Application of data-level parallelism to improve the efficiency of numerical methods

Purpose. The research is dedicated to examining the potential of data-level parallelism technology for optimizing the efficiency of computational algorithms used in solving systems of linear algebraic equations (SLAE). Design / Method / Approach. The work is based on a comprehensive analysis of the functional capabilities of SIMD (Single Instruction, Multiple Data) instructions and their adaptation to classical SLAE. The methodology includes an assessment of the impact of vectorization on the performance and reliability of numerical algorithms across different problem scales. Findings. Innovative versions of classical algorithms for solving SLAE have been developed, characterized by a significant increase in performance while maintaining calculation accuracy.
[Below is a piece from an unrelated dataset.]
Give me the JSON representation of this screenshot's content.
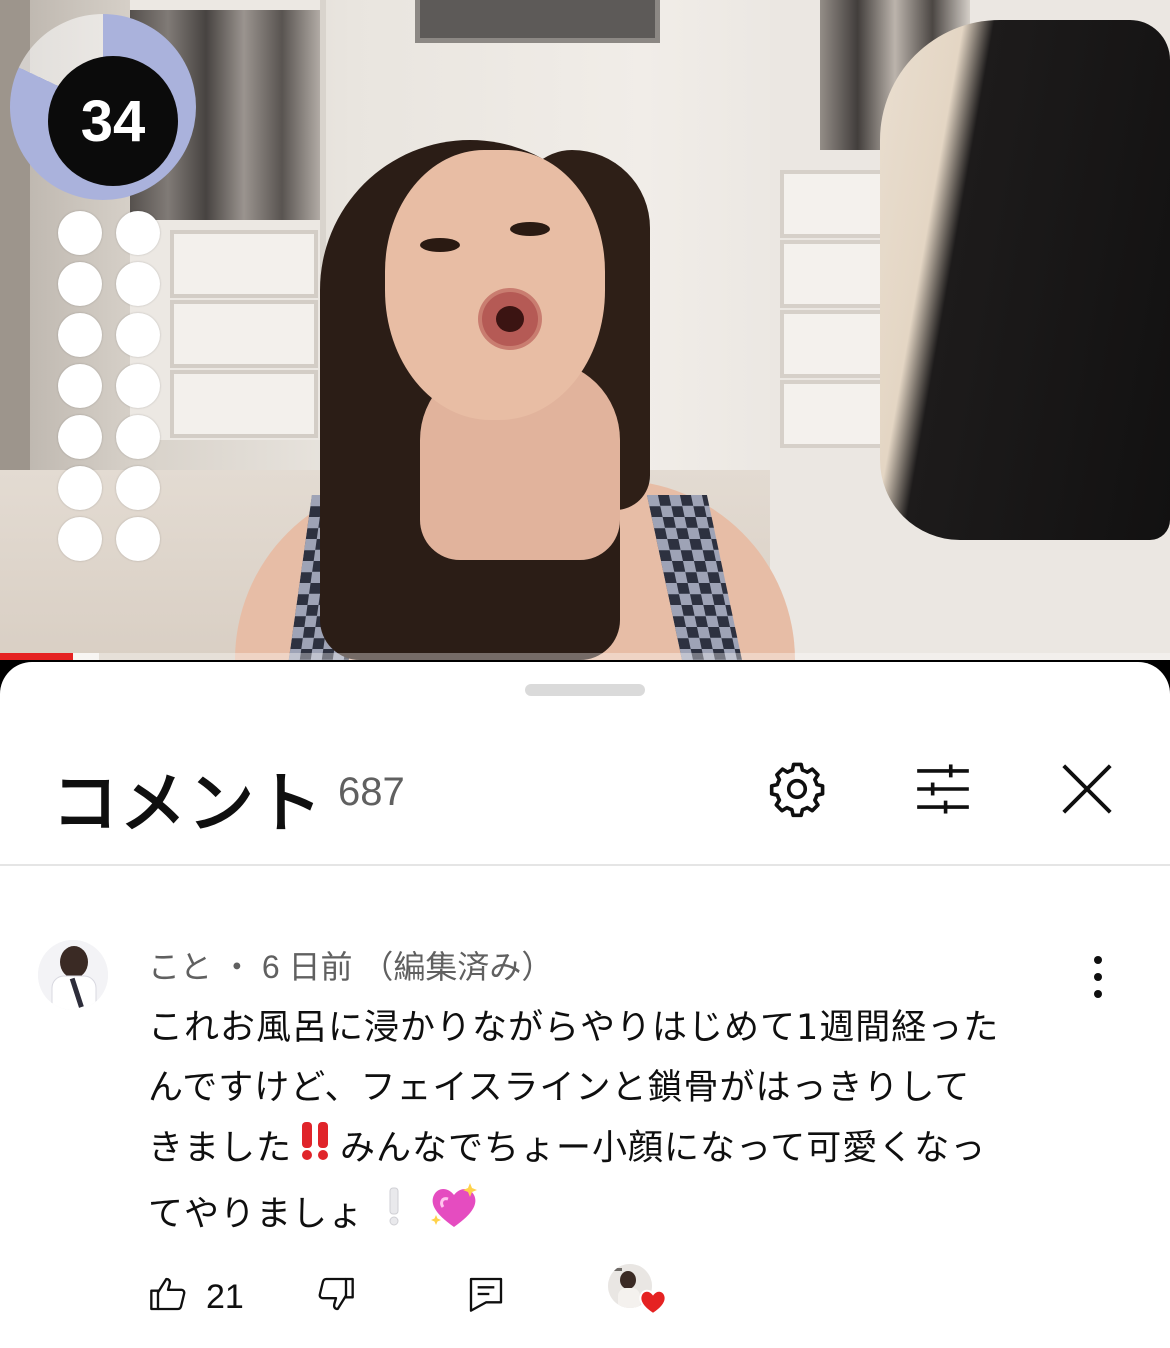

The developed approach ensures efficient vectorization of computations, leading to a significant reduction in the number of iterations and acceleration of algorithm execution. Theoretical Implications. The research expands the theoretical foundation regarding the possibilities of optimizing numerical methods for solving SLAE through data-level parallelism, offering new conceptual principles to enhance computational efficiency. Practical Implications. Optimized algorithms find wide application in various fields where computational efficiency is critical, including engineering calculations, computer graphics, and machine learning. Originality / Value. The work offers an innovative perspective on the modernization of traditional methods for solving SLAE by integrating modern parallel computing technologies, opening up prospects for the development of numerical methods in the context of contemporary computing systems. Research Limitations / Future Research. The research focuses on specific methods and may not cover all aspects of the application of SIMD instructions for other numerical methods. Promising directions for further research include extending the proposed approach to other algorithms and assessing its effectiveness for a broader range of problems.